Bureaucracy Today: New Delhi: Tuesday, April 04, 2017.
The Department of Personnel and Training (DoPT) has invited comments from Indian citizens regarding an update on the draft rules for Right-To-Information (RTI) to be notified under the provisions of Section 27 of the RTI Act.
It has laid down nine suggestions for updating the RTI rules accordingly.
The Department recommends raising the prescribed fee to Rs 50 with a provision of providing first 20 copied pages free of cost inclusive of postal charges. It has also suggested deleting a word limit of 500 words in a petition maintaining that it contradicts the first paragraph of the RTI rules.
It also recommends including a restriction on the number of free copied pages to be provided to a person below poverty line to avoid the misuse of the provision by big contractors filing RTI petitions through casual labourers of the BPL category.
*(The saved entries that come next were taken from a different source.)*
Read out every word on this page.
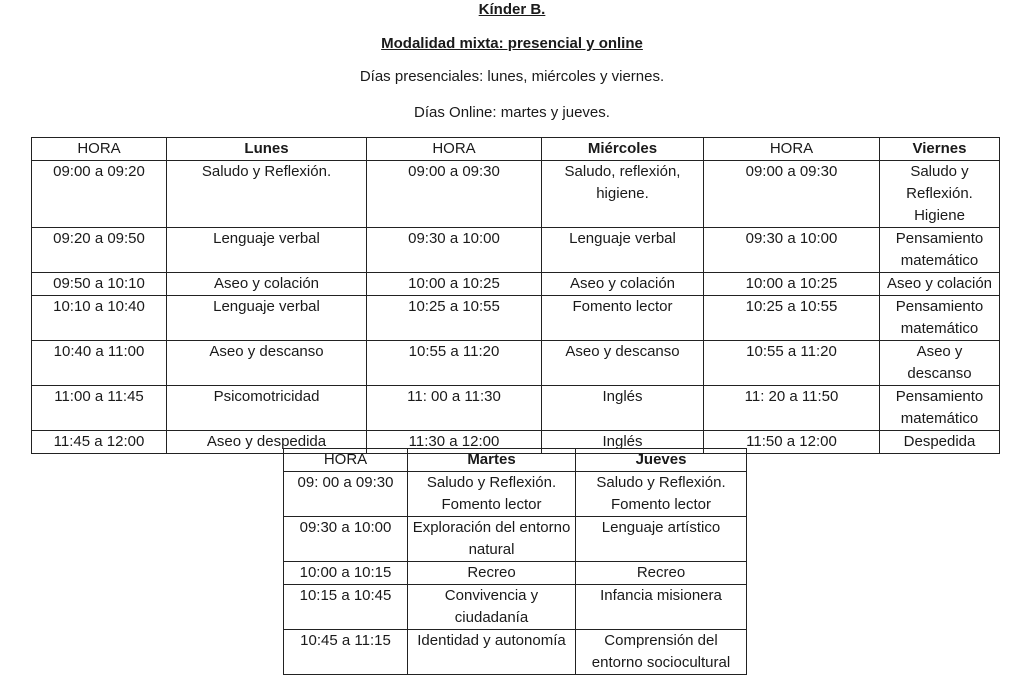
Kínder B.
Modalidad mixta: presencial y online
Días presenciales: lunes, miércoles y viernes.
Días Online: martes y jueves.
HORA	Lunes	HORA	Miércoles	HORA	Viernes
09:00 a 09:20	Saludo y Reflexión.	09:00 a 09:30	Saludo, reflexión, higiene.	09:00 a 09:30	Saludo y Reflexión. Higiene
09:20 a 09:50	Lenguaje verbal	09:30 a 10:00	Lenguaje verbal	09:30 a 10:00	Pensamiento matemático
09:50 a 10:10	Aseo y colación	10:00 a 10:25	Aseo y colación	10:00 a 10:25	Aseo y colación
10:10 a 10:40	Lenguaje verbal	10:25 a 10:55	Fomento lector	10:25 a 10:55	Pensamiento matemático
10:40 a 11:00	Aseo y descanso	10:55 a 11:20	Aseo y descanso	10:55 a 11:20	Aseo y descanso
11:00 a 11:45	Psicomotricidad	11: 00 a 11:30	Inglés	11: 20 a 11:50	Pensamiento matemático
11:45 a 12:00	Aseo y despedida	11:30 a 12:00	Inglés	11:50 a 12:00	Despedida
HORA	Martes	Jueves
09: 00 a 09:30	Saludo y Reflexión. Fomento lector	Saludo y Reflexión. Fomento lector
09:30 a 10:00	Exploración del entorno natural	Lenguaje artístico
10:00 a 10:15	Recreo	Recreo
10:15 a 10:45	Convivencia y ciudadanía	Infancia misionera
10:45 a 11:15	Identidad y autonomía	Comprensión del entorno sociocultural
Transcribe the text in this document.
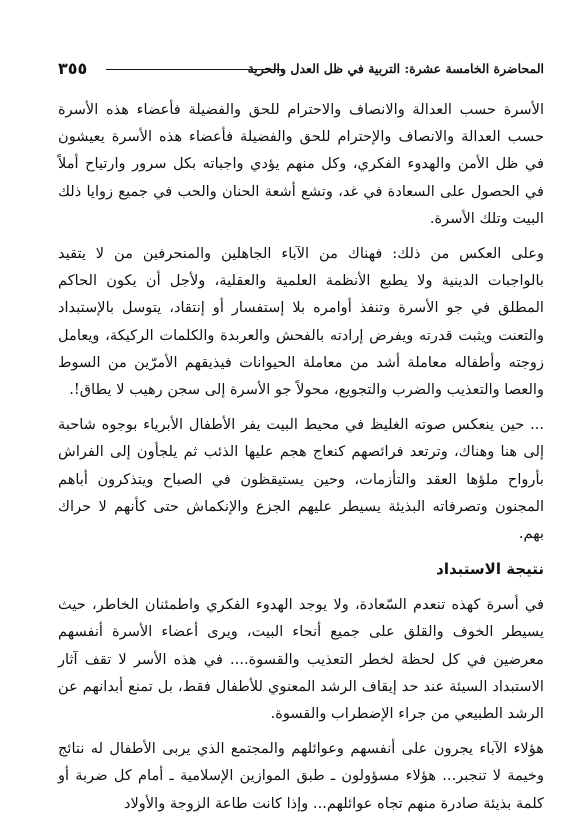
٣٥٥	المحاضرة الخامسة عشرة: التربية في ظل العدل والحرية

الأسرة حسب العدالة والانصاف والاحترام للحق والفضيلة فأعضاء هذه الأسرة حسب العدالة والانصاف والإحترام للحق والفضيلة فأعضاء هذه الأسرة يعيشون في ظل الأمن والهدوء الفكري، وكل منهم يؤدي واجباته بكل سرور وارتياح أملاً في الحصول على السعادة في غد، وتشع أشعة الحنان والحب في جميع زوايا ذلك البيت وتلك الأسرة.

وعلى العكس من ذلك: فهناك من الآباء الجاهلين والمنحرفين من لا يتقيد بالواجبات الدينية ولا يطبع الأنظمة العلمية والعقلية، ولأجل أن يكون الحاكم المطلق في جو الأسرة وتنفذ أوامره بلا إستفسار أو إنتقاد، يتوسل بالإستبداد والتعنت ويثبت قدرته ويفرض إرادته بالفحش والعربدة والكلمات الركيكة، ويعامل زوجته وأطفاله معاملة أشد من معاملة الحيوانات فيذيقهم الأمرّين من السوط والعصا والتعذيب والضرب والتجويع، محولاً جو الأسرة إلى سجن رهيب لا يطاق!.

... حين ينعكس صوته الغليظ في محيط البيت يفر الأطفال الأبرياء بوجوه شاحبة إلى هنا وهناك، وترتعد فرائصهم كنعاج هجم عليها الذئب ثم يلجأون إلى الفراش بأرواح ملؤها العقد والتأزمات، وحين يستيقظون في الصباح ويتذكرون أباهم المجنون وتصرفاته البذيئة يسيطر عليهم الجزع والإنكماش حتى كأنهم لا حراك بهم.

نتيجة الاستبداد

في أسرة كهذه تنعدم السّعادة، ولا يوجد الهدوء الفكري واطمئنان الخاطر، حيث يسيطر الخوف والقلق على جميع أنحاء البيت، ويرى أعضاء الأسرة أنفسهم معرضين في كل لحظة لخطر التعذيب والقسوة.... في هذه الأسر لا تقف آثار الاستبداد السيئة عند حد إيقاف الرشد المعنوي للأطفال فقط، بل تمنع أبدانهم عن الرشد الطبيعي من جراء الإضطراب والقسوة.

هؤلاء الآباء يجرون على أنفسهم وعوائلهم والمجتمع الذي يربى الأطفال له نتائج وخيمة لا تنجبر... هؤلاء مسؤولون ـ طبق الموازين الإسلامية ـ أمام كل ضربة أو كلمة بذيئة صادرة منهم تجاه عوائلهم... وإذا كانت طاعة الزوجة والأولاد
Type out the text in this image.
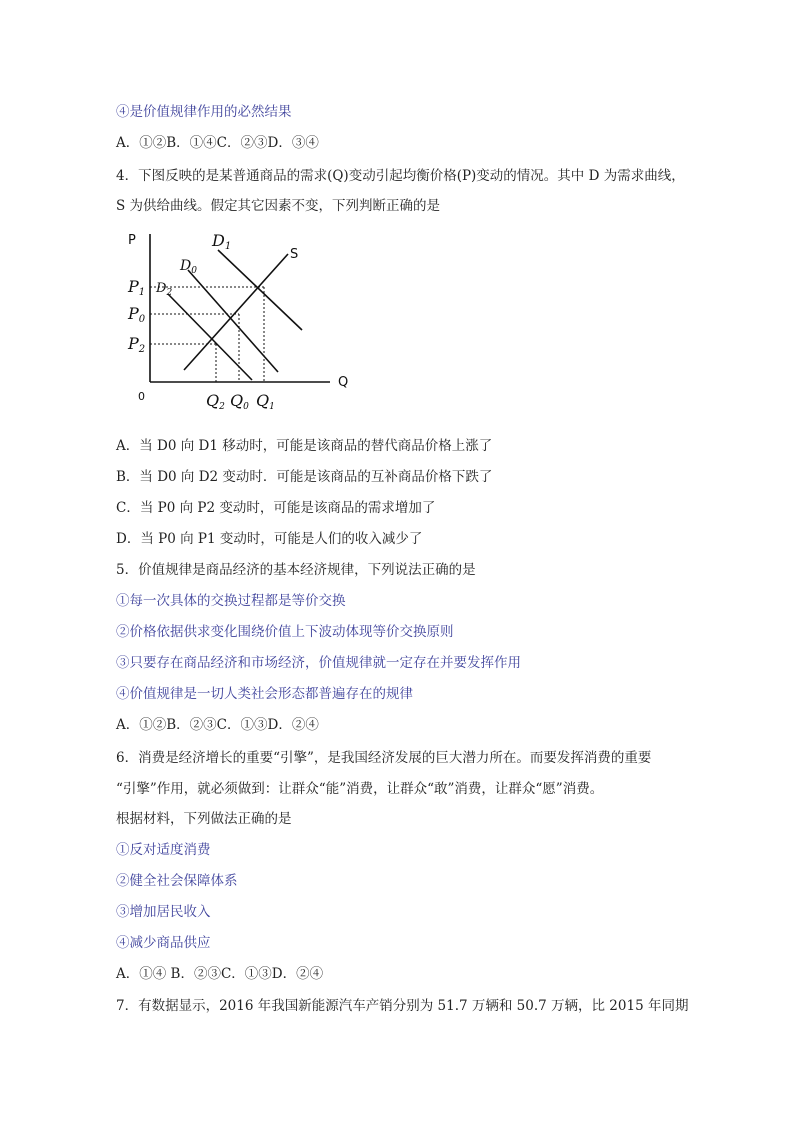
④是价值规律作用的必然结果
A．①②B．①④C．②③D．③④
4．下图反映的是某普通商品的需求(Q)变动引起均衡价格(P)变动的情况。其中 D 为需求曲线，
S 为供给曲线。假定其它因素不变，下列判断正确的是
P
Q
0
P1
P0
P2
D1
$D_0$
$D_2$
S
Q2 Q0 Q1
A．当 D0 向 D1 移动时，可能是该商品的替代商品价格上涨了
B．当 D0 向 D2 变动时．可能是该商品的互补商品价格下跌了
C．当 P0 向 P2 变动时，可能是该商品的需求增加了
D．当 P0 向 P1 变动时，可能是人们的收入减少了
5．价值规律是商品经济的基本经济规律，下列说法正确的是
①每一次具体的交换过程都是等价交换
②价格依据供求变化围绕价值上下波动体现等价交换原则
③只要存在商品经济和市场经济，价值规律就一定存在并要发挥作用
④价值规律是一切人类社会形态都普遍存在的规律
A．①②B．②③C．①③D．②④
6．消费是经济增长的重要“引擎”，是我国经济发展的巨大潜力所在。而要发挥消费的重要
“引擎”作用，就必须做到：让群众“能”消费，让群众“敢”消费，让群众“愿”消费。
根据材料，下列做法正确的是
①反对适度消费
②健全社会保障体系
③增加居民收入
④减少商品供应
A．①④ B．②③C．①③D．②④
7．有数据显示，2016 年我国新能源汽车产销分别为 51.7 万辆和 50.7 万辆，比 2015 年同期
Furthermore, it suggests that the mode of payment of RTI fees to include RTI stamps - to be issued in denominations of Rs 2, 10 and 50 as per repeated CIC verdicts to abolish the enormous handling charge of postal orders costing Rs 39.99 to the postal department alone apart from clearing-operations.
Draft Rule 16 should be totally changed followed by a final hearing date for ensuring compliance of a CIC verdict after three months, it recommends adding that the post-lunch sessions on the last working day of every week can be reserved for hearings to ensure compliance of CIC verdicts. Penalty proceedings should be decided during normal hearings with necessary changes in notices for hearings, it says.
Furthermore, it suggests making it compulsory for a public authority to submit a written explanation at least 15 days in advance with a copy to a petitioner. It also recommends making it compulsory for the CIC to dispatch a hearing-notice at least 30 days before the hearing date. Presently, at times, CIC notices reach parties just on hearing dates.
It maintains that the new-rule should make it compulsory to file ID proof with every RTI petition filed with a public authority to avoid mischievous petitions filed in names of others or non-existing persons.
It recommends that persons desiring to remain anonymous can file RTI petitions through Post Box numbers.
Finally, it suggests that RTI petitions addressed to Central public authorities should be accepted post-free at all the 1,60,000 post offices in the country rather than just about 4,500 as at present.